Long answer: using a bit of black magic you can add variables to your CSS Files by asking Apache to redirect any stylesheet to a special PHP script which will open the stylesheet, find and replace any user-defined variables, then serve up the parsed content will be displayed as pure CSS.
<?php
$domain = "mywebsite1";
?>
// then elsewhere, building up some html/JS output
$('#dvBackGround').css('background','path/to/image/<?php echo $domain; ?>.jpg');
// back on with the page
You cloud create additional file called custom.css and place it in a folder relative to your PHP $domain var path. Inside it, you can put your CSS and always be sure what path to use in url(), like in background CSS property.
<?php
$domain = $_REQUEST['domain']; // Add validation to make sure someone doesn't redirect their to their own domain
header('Content-Type: text/css;');
?>
body{font-size:12px; background:url(<?php echo $domain; ?>/images/bg.gif) repeat-x;}
I am curious to know why you want a $domain variable at the top of every page?
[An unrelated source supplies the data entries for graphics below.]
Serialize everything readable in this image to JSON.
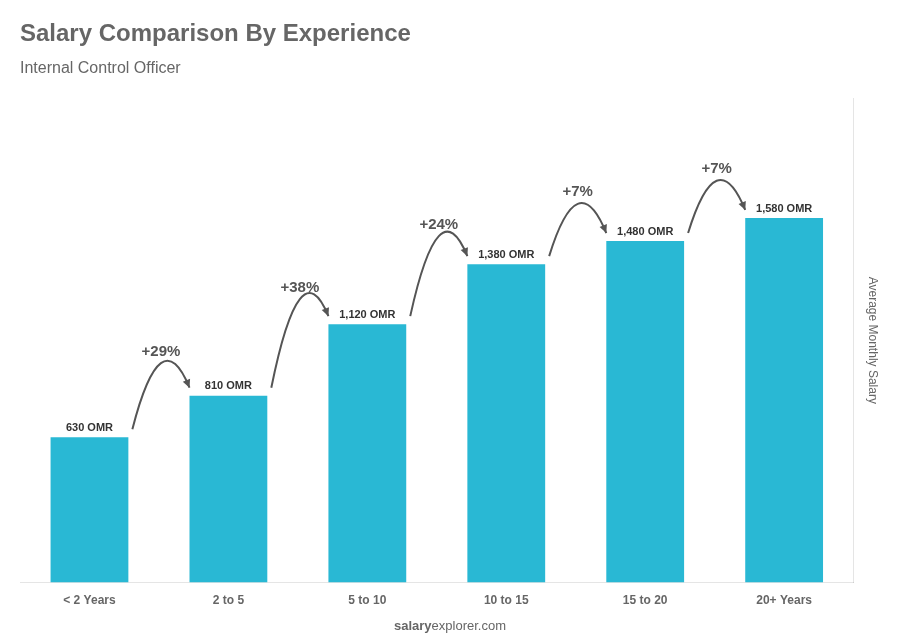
{
  "chart_data": {
    "type": "bar",
    "title": "Salary Comparison By Experience",
    "subtitle": "Internal Control Officer",
    "categories": [
      "< 2 Years",
      "2 to 5",
      "5 to 10",
      "10 to 15",
      "15 to 20",
      "20+ Years"
    ],
    "values": [
      630,
      810,
      1120,
      1380,
      1480,
      1580
    ],
    "value_labels": [
      "630 OMR",
      "810 OMR",
      "1,120 OMR",
      "1,380 OMR",
      "1,480 OMR",
      "1,580 OMR"
    ],
    "data_labels": true,
    "color": "#29b8d4",
    "ylim": [
      0,
      2100
    ],
    "y_label": "Average Monthly Salary",
    "grid": false,
    "tick_labels": "x",
    "annotations": [
      {
        "text": "+29%",
        "from": "< 2 Years",
        "to": "2 to 5"
      },
      {
        "text": "+38%",
        "from": "2 to 5",
        "to": "5 to 10"
      },
      {
        "text": "+24%",
        "from": "5 to 10",
        "to": "10 to 15"
      },
      {
        "text": "+7%",
        "from": "10 to 15",
        "to": "15 to 20"
      },
      {
        "text": "+7%",
        "from": "15 to 20",
        "to": "20+ Years"
      }
    ],
    "watermark": [
      "salary",
      "explorer.com"
    ]
  }
}
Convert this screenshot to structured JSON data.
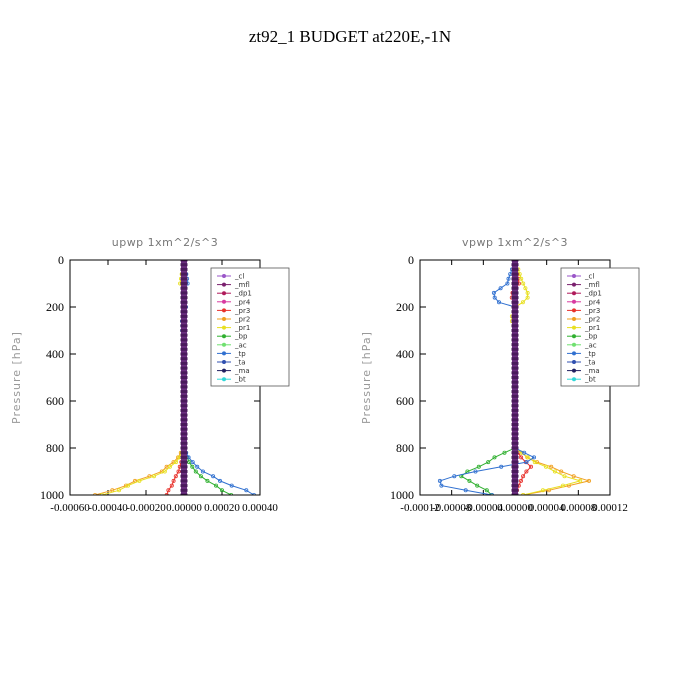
{
  "figure_title": "zt92_1  BUDGET at220E,-1N",
  "chart_data": [
    {
      "type": "line",
      "title": "upwp   1xm^2/s^3",
      "ylabel": "Pressure [hPa]",
      "xlabel": "",
      "xlim": [
        -0.0006,
        0.0004
      ],
      "ylim": [
        1000,
        0
      ],
      "x_ticks": [
        -0.0006,
        -0.0004,
        -0.0002,
        0.0,
        0.0002,
        0.0004
      ],
      "x_tick_labels": [
        "-0.00060",
        "-0.00040",
        "-0.00020",
        "0.00000",
        "0.00020",
        "0.00040"
      ],
      "y_ticks": [
        0,
        200,
        400,
        600,
        800,
        1000
      ],
      "y_tick_labels": [
        "0",
        "200",
        "400",
        "600",
        "800",
        "1000"
      ],
      "legend_position": "top-right",
      "series": [
        {
          "name": "_cl",
          "color": "#9a55c8",
          "p": [
            0,
            1000
          ],
          "x": [
            0.0,
            0.0
          ]
        },
        {
          "name": "_mfl",
          "color": "#7a1f6e",
          "p": [
            0,
            1000
          ],
          "x": [
            0.0,
            0.0
          ]
        },
        {
          "name": "_dp1",
          "color": "#b01a5a",
          "p": [
            0,
            1000
          ],
          "x": [
            0.0,
            0.0
          ]
        },
        {
          "name": "_pr4",
          "color": "#d83aa0",
          "p": [
            0,
            1000
          ],
          "x": [
            0.0,
            0.0
          ]
        },
        {
          "name": "_pr3",
          "color": "#e8322c",
          "p": [
            0,
            800,
            850,
            900,
            950,
            980,
            1000
          ],
          "x": [
            0.0,
            0.0,
            -1e-05,
            -3e-05,
            -6e-05,
            -8e-05,
            -9e-05
          ]
        },
        {
          "name": "_pr2",
          "color": "#f0a020",
          "p": [
            0,
            800,
            850,
            900,
            950,
            1000
          ],
          "x": [
            0.0,
            0.0,
            -4e-05,
            -0.00012,
            -0.00028,
            -0.00045
          ]
        },
        {
          "name": "_pr1",
          "color": "#e8e020",
          "p": [
            0,
            100,
            150,
            200,
            800,
            850,
            900,
            950,
            1000
          ],
          "x": [
            0.0,
            -2e-05,
            1e-05,
            0.0,
            0.0,
            -3e-05,
            -0.0001,
            -0.00026,
            -0.00042
          ]
        },
        {
          "name": "_bp",
          "color": "#30b030",
          "p": [
            0,
            800,
            850,
            900,
            950,
            1000
          ],
          "x": [
            0.0,
            0.0,
            2e-05,
            6e-05,
            0.00014,
            0.00025
          ]
        },
        {
          "name": "_ac",
          "color": "#70e070",
          "p": [
            0,
            1000
          ],
          "x": [
            0.0,
            0.0
          ]
        },
        {
          "name": "_tp",
          "color": "#3070d0",
          "p": [
            0,
            100,
            150,
            200,
            250,
            300,
            350,
            400,
            800,
            850,
            900,
            950,
            1000
          ],
          "x": [
            0.0,
            2e-05,
            -1e-05,
            1e-05,
            -1e-05,
            -1e-05,
            0.0,
            0.0,
            0.0,
            3e-05,
            0.0001,
            0.00022,
            0.00038
          ]
        },
        {
          "name": "_ta",
          "color": "#3050b0",
          "p": [
            0,
            1000
          ],
          "x": [
            0.0,
            0.0
          ]
        },
        {
          "name": "_ma",
          "color": "#202060",
          "p": [
            0,
            1000
          ],
          "x": [
            0.0,
            0.0
          ]
        },
        {
          "name": "_bt",
          "color": "#30d8d8",
          "p": [
            0,
            1000
          ],
          "x": [
            0.0,
            0.0
          ]
        }
      ]
    },
    {
      "type": "line",
      "title": "vpwp   1xm^2/s^3",
      "ylabel": "Pressure [hPa]",
      "xlabel": "",
      "xlim": [
        -0.00012,
        0.00012
      ],
      "ylim": [
        1000,
        0
      ],
      "x_ticks": [
        -0.00012,
        -8e-05,
        -4e-05,
        0.0,
        4e-05,
        8e-05,
        0.00012
      ],
      "x_tick_labels": [
        "-0.00012",
        "-0.00008",
        "-0.00004",
        "0.00000",
        "0.00004",
        "0.00008",
        "0.00012"
      ],
      "y_ticks": [
        0,
        200,
        400,
        600,
        800,
        1000
      ],
      "y_tick_labels": [
        "0",
        "200",
        "400",
        "600",
        "800",
        "1000"
      ],
      "legend_position": "top-right",
      "series": [
        {
          "name": "_cl",
          "color": "#9a55c8",
          "p": [
            0,
            1000
          ],
          "x": [
            0.0,
            0.0
          ]
        },
        {
          "name": "_mfl",
          "color": "#7a1f6e",
          "p": [
            0,
            1000
          ],
          "x": [
            0.0,
            0.0
          ]
        },
        {
          "name": "_dp1",
          "color": "#b01a5a",
          "p": [
            0,
            1000
          ],
          "x": [
            0.0,
            0.0
          ]
        },
        {
          "name": "_pr4",
          "color": "#d83aa0",
          "p": [
            0,
            1000
          ],
          "x": [
            0.0,
            0.0
          ]
        },
        {
          "name": "_pr3",
          "color": "#e8322c",
          "p": [
            0,
            100,
            150,
            200,
            800,
            850,
            880,
            920,
            960,
            1000
          ],
          "x": [
            0.0,
            5e-06,
            -5e-06,
            0.0,
            0.0,
            1e-05,
            2e-05,
            1e-05,
            5e-06,
            0.0
          ]
        },
        {
          "name": "_pr2",
          "color": "#f0a020",
          "p": [
            0,
            800,
            850,
            900,
            940,
            970,
            1000
          ],
          "x": [
            0.0,
            0.0,
            2e-05,
            6e-05,
            9e-05,
            6e-05,
            1e-05
          ]
        },
        {
          "name": "_pr1",
          "color": "#e8e020",
          "p": [
            0,
            100,
            150,
            180,
            200,
            250,
            300,
            800,
            850,
            900,
            940,
            970,
            1000
          ],
          "x": [
            0.0,
            1e-05,
            1.8e-05,
            1e-05,
            0.0,
            -5e-06,
            0.0,
            0.0,
            2e-05,
            5e-05,
            8e-05,
            5e-05,
            1e-05
          ]
        },
        {
          "name": "_bp",
          "color": "#30b030",
          "p": [
            0,
            800,
            830,
            870,
            920,
            970,
            1000
          ],
          "x": [
            0.0,
            0.0,
            -2e-05,
            -4e-05,
            -7e-05,
            -4e-05,
            -3e-05
          ]
        },
        {
          "name": "_ac",
          "color": "#70e070",
          "p": [
            0,
            1000
          ],
          "x": [
            0.0,
            0.0
          ]
        },
        {
          "name": "_tp",
          "color": "#3070d0",
          "p": [
            0,
            100,
            150,
            180,
            200,
            800,
            850,
            900,
            950,
            980,
            1000
          ],
          "x": [
            0.0,
            -1e-05,
            -3e-05,
            -2e-05,
            0.0,
            0.0,
            3e-05,
            -5e-05,
            -0.00011,
            -6e-05,
            -3e-05
          ]
        },
        {
          "name": "_ta",
          "color": "#3050b0",
          "p": [
            0,
            1000
          ],
          "x": [
            0.0,
            0.0
          ]
        },
        {
          "name": "_ma",
          "color": "#202060",
          "p": [
            0,
            1000
          ],
          "x": [
            0.0,
            0.0
          ]
        },
        {
          "name": "_bt",
          "color": "#30d8d8",
          "p": [
            0,
            1000
          ],
          "x": [
            0.0,
            0.0
          ]
        }
      ]
    }
  ]
}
I envisage "file not found " problems will arise when the files are uploaded to www.your-online-site.com.
The way I get round this is to test and see if platform is localhost and to define relevant constants.
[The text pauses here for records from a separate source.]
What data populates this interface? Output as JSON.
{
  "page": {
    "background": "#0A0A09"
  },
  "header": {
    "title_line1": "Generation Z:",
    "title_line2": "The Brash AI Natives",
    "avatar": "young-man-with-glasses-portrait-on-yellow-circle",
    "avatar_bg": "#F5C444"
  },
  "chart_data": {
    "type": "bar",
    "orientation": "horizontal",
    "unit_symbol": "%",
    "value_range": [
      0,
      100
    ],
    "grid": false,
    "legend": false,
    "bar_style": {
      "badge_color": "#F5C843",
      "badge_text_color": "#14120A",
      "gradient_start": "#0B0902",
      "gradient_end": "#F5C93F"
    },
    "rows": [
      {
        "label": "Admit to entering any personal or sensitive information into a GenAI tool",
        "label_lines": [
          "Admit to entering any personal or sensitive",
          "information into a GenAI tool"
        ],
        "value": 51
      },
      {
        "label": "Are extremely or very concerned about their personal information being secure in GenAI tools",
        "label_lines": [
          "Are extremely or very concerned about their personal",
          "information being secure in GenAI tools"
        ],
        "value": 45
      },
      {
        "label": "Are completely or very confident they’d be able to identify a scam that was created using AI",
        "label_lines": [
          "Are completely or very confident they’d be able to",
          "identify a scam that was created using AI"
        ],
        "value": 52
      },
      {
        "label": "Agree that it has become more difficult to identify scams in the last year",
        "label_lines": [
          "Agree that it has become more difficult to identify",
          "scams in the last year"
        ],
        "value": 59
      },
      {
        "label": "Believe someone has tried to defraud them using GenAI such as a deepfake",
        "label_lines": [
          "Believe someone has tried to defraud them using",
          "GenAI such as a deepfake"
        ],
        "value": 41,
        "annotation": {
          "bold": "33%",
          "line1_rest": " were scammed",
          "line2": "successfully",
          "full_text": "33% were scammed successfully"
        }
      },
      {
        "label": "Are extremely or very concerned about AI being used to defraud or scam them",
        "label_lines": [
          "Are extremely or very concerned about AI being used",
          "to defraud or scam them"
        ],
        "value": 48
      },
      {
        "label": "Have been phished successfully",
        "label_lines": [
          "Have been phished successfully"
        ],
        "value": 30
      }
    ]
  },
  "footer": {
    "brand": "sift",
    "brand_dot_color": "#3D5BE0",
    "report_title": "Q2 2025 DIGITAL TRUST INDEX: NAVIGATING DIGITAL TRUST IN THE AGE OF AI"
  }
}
I would think so long as you return a mime type header of text/css the browser will render it as a CSS instruction.
I used the above method for developing but unfortunately www.validation.w3.org does not recognise the .php extension.
To get round this I view the source using the FireFox browser then click on the stylesheet.PHP file and the source appears in another window. Source then copied, pasted and saved to stylesheet.css
I did not know that. That is good information to have. I’m sure there are ways that can be worked around it (if need be), but it is something to keep in mind that you will have to do a workaround to validate your stylesheets.